Richard Freeman has been a professional solo fisherman for more than 40 years in his trusty Shark Cat. Spending so much time on the water, his usual companions are the dolphins, sharks… and seabirds. In this regular column, Richard shares a few stories about his feathered friends. He reckons that understanding their behaviour – and calls –makes him a better fisherman.
AUSTRALIAN GANNETS
Australian gannets are the finest fishers of all of seabirds. To see them diving and feeding on baitfish is to marvel at Mother Nature. They adjust their wings like the variablesweep wing on an F-111. When shallow-diving, they form a W pattern; when diving deep, they dislocate their wings and tuck them in to get a torpedo shape. On a deep-sea charge they resemble the shape of a Coke bottle – a Coke bottle dropping from more than 30 metres at over 145km/h. On hitting the surface, they inflate airbags around their neck and shoulders to cushion the impact before diving deep to catch unsuspecting baitfish.
One day while spanner crabbing off Noosa, I was marveling at a large flock of gannets wheeling down onto a school of baitfish that a pod of striped dolphins had herded to the surface. The baitfish took cover from the aerial assault under my boat and I found myself in the centre of a gannet assault. They were raining down around my boat like ballistic missiles, just millimetres from the gunwales.

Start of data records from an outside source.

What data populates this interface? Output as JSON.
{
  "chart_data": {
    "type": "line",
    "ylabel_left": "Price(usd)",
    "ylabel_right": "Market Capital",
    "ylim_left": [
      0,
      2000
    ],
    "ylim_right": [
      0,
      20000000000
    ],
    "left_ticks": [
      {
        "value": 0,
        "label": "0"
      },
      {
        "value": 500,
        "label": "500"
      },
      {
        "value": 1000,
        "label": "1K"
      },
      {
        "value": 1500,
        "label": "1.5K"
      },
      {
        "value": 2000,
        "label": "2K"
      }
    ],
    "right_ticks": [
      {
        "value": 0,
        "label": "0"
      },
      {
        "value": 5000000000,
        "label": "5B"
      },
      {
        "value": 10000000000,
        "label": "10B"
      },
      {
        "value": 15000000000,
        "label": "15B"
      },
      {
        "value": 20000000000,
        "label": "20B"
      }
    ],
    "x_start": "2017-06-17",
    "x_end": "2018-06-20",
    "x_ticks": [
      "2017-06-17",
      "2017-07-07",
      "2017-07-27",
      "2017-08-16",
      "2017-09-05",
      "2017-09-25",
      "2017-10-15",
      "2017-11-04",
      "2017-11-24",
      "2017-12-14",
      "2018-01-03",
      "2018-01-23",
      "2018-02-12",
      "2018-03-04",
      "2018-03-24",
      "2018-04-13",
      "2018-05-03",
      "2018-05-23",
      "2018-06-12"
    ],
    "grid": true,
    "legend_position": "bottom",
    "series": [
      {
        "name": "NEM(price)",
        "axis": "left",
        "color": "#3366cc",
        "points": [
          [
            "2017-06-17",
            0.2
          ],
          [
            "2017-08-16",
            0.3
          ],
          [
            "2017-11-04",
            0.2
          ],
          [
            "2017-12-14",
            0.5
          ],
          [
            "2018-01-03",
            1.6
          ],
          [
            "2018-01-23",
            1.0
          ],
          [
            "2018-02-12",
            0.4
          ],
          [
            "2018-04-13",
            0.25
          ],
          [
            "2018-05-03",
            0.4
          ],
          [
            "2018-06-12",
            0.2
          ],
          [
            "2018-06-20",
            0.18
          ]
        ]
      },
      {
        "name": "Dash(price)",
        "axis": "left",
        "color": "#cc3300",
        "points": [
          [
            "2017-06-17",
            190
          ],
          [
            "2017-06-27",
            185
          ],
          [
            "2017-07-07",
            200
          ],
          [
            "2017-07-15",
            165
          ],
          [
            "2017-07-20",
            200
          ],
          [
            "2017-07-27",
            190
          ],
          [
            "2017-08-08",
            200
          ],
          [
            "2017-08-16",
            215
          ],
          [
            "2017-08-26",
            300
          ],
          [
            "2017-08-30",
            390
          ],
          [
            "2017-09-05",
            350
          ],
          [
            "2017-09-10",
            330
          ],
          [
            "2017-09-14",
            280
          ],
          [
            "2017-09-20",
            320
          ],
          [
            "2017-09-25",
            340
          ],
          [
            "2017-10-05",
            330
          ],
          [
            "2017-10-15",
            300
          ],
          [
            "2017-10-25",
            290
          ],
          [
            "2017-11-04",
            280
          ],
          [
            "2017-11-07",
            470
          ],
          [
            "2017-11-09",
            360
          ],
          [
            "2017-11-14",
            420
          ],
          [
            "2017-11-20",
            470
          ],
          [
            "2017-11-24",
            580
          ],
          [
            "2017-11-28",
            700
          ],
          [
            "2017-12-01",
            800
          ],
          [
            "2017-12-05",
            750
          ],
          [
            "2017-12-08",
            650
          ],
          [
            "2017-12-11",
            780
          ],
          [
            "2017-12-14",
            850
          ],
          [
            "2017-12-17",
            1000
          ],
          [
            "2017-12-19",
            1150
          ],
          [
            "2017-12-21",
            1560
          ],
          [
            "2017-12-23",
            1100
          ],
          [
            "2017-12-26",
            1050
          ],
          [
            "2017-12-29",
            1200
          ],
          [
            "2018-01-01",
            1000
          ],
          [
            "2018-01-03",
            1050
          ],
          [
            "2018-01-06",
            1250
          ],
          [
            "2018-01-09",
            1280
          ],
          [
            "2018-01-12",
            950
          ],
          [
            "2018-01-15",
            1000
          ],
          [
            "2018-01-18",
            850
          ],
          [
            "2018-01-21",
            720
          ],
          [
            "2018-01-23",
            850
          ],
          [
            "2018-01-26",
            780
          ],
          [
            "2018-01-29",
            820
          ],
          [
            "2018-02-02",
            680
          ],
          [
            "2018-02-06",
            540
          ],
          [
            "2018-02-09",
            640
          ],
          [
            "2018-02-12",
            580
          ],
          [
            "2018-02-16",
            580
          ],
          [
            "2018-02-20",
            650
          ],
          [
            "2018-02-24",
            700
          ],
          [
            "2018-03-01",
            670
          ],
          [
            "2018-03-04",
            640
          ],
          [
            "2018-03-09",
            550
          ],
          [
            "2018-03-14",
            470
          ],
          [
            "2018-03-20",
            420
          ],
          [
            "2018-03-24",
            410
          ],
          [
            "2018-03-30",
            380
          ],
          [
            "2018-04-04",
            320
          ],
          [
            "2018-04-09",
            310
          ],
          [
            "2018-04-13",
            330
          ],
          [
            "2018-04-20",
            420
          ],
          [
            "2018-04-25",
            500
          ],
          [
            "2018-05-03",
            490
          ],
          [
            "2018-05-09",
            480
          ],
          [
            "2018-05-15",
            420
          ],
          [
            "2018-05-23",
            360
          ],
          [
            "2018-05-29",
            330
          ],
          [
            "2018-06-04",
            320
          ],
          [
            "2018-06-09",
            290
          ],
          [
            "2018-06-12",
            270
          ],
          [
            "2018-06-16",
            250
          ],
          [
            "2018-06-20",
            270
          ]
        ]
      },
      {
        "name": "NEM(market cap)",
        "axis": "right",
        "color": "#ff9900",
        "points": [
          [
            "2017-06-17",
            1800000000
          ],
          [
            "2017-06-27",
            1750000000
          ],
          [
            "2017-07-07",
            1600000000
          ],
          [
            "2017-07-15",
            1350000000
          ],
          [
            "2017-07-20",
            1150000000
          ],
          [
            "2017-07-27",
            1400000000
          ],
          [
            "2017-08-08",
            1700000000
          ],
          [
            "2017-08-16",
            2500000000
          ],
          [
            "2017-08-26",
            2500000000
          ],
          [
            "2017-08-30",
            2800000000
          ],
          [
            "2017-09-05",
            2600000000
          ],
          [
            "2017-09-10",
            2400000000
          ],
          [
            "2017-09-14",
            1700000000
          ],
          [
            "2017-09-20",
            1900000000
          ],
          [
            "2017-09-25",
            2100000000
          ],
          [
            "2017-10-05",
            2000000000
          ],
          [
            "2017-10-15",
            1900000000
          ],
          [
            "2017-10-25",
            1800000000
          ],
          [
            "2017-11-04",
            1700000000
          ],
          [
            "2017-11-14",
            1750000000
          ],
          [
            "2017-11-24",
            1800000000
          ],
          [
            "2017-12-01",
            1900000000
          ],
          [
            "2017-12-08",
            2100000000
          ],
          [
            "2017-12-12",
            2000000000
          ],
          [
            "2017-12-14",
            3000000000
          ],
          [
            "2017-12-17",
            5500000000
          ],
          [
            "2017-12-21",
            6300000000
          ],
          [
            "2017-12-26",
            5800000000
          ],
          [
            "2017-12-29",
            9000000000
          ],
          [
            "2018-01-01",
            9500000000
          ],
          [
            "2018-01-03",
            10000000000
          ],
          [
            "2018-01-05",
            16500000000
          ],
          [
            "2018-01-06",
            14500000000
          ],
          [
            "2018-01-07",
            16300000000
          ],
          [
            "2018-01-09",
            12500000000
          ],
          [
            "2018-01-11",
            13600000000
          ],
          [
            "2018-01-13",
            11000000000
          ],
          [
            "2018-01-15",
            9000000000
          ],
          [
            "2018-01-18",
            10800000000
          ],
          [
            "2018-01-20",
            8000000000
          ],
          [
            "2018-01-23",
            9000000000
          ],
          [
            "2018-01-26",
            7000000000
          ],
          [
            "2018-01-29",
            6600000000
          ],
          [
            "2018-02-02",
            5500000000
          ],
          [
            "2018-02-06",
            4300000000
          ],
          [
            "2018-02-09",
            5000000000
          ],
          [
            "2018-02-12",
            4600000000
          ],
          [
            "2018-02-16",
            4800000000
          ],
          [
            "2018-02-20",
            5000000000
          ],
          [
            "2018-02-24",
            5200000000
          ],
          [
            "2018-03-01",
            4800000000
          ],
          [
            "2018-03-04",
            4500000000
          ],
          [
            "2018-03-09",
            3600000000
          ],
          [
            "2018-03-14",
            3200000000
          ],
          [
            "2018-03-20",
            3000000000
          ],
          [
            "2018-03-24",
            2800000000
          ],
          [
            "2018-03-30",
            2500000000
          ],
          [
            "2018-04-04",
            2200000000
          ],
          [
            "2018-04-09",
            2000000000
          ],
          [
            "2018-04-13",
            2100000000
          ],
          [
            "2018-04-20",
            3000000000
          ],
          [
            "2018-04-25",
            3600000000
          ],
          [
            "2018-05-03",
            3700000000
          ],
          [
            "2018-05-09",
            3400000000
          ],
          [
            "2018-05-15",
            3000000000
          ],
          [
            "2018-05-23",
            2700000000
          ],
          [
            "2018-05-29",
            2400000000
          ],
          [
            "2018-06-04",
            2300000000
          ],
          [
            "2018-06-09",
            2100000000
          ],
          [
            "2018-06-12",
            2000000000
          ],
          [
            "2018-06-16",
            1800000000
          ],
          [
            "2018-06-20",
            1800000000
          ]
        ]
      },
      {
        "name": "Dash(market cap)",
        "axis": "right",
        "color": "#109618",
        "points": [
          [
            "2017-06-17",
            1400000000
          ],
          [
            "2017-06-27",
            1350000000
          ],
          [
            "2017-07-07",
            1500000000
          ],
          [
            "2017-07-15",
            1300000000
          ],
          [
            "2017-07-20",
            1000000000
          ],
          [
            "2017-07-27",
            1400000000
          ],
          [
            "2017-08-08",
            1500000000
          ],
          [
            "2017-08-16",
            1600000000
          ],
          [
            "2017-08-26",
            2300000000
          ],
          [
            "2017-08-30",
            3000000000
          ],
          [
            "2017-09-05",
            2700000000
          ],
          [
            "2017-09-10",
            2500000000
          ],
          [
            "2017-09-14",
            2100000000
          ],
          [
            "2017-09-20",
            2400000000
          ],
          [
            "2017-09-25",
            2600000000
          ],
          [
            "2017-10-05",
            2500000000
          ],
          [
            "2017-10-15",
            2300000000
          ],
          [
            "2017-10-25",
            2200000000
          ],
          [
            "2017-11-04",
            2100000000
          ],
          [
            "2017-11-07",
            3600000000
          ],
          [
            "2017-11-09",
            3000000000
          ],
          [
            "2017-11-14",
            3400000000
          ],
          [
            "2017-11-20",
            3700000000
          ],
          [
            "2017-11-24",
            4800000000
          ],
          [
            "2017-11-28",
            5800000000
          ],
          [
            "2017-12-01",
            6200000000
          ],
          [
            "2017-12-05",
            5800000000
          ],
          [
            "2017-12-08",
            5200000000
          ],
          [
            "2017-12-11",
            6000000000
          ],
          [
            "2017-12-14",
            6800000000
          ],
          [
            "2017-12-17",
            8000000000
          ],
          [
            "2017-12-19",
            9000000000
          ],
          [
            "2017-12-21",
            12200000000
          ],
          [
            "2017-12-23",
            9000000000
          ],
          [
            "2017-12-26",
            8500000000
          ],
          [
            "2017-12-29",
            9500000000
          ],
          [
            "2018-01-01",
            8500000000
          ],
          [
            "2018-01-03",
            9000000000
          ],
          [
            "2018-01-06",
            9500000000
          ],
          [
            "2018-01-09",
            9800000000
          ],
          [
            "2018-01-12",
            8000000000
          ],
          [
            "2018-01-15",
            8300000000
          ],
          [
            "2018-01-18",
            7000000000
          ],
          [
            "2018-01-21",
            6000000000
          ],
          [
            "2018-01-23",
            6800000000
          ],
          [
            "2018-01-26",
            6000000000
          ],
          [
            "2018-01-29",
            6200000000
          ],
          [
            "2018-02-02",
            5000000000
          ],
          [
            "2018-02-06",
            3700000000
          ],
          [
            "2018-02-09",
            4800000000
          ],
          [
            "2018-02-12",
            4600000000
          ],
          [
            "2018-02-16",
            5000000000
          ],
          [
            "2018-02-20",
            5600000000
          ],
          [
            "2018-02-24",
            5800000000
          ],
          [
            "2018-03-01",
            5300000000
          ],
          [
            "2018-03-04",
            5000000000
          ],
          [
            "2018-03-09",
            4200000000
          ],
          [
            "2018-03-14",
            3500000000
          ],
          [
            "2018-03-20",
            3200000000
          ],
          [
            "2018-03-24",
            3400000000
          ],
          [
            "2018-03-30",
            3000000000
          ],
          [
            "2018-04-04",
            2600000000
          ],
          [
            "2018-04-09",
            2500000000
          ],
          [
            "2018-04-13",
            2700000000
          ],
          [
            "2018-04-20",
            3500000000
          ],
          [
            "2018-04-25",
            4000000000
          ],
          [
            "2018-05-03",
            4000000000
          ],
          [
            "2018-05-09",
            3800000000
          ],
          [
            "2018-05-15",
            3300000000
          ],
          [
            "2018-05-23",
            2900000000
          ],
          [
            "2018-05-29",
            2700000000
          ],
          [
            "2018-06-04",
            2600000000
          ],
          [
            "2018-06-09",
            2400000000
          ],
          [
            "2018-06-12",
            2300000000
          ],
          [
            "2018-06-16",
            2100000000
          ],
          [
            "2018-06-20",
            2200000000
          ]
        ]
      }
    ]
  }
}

On another occasion, off Caloundra, I was idling towards my next crab line when I noticed a gannet resting 10 metres from my boat. I pulled the camera out and took a few snaps before seeing the glint of fishing line in the morning sun. This bird was in trouble. I lifted it out of the water and gently spread its wings – the span was two metres, almost as wide as my 18ft Shark Cat. I carefully unwound the fishing line and removed two fishing hooks before returning the bird to the sea. But the gannet just sat there; it wouldn’t take flight. I fired up the Mercury four-strokes and managed to startle it into taking off. The gannet gained five metres of altitude, but began to falter. I screamed at the top of my lungs, “Fly gannet, fly!” That seemed to do the trick and it gained more height before becoming a tiny speck in the distance. That was one of my favourite days on the water, one I’ll never forget. Nor will the gannet, I imagine.
Another day, I watched as hundreds of gannets circled on a big thermal whirlpool extending hundreds of metres into the sky. The next afternoon, the sky was full of gannets flying south. They were in a hurry, forming small groups, breaking away like riders in the Tour de France – always trying to find the slipstream, but working together to advance the flock.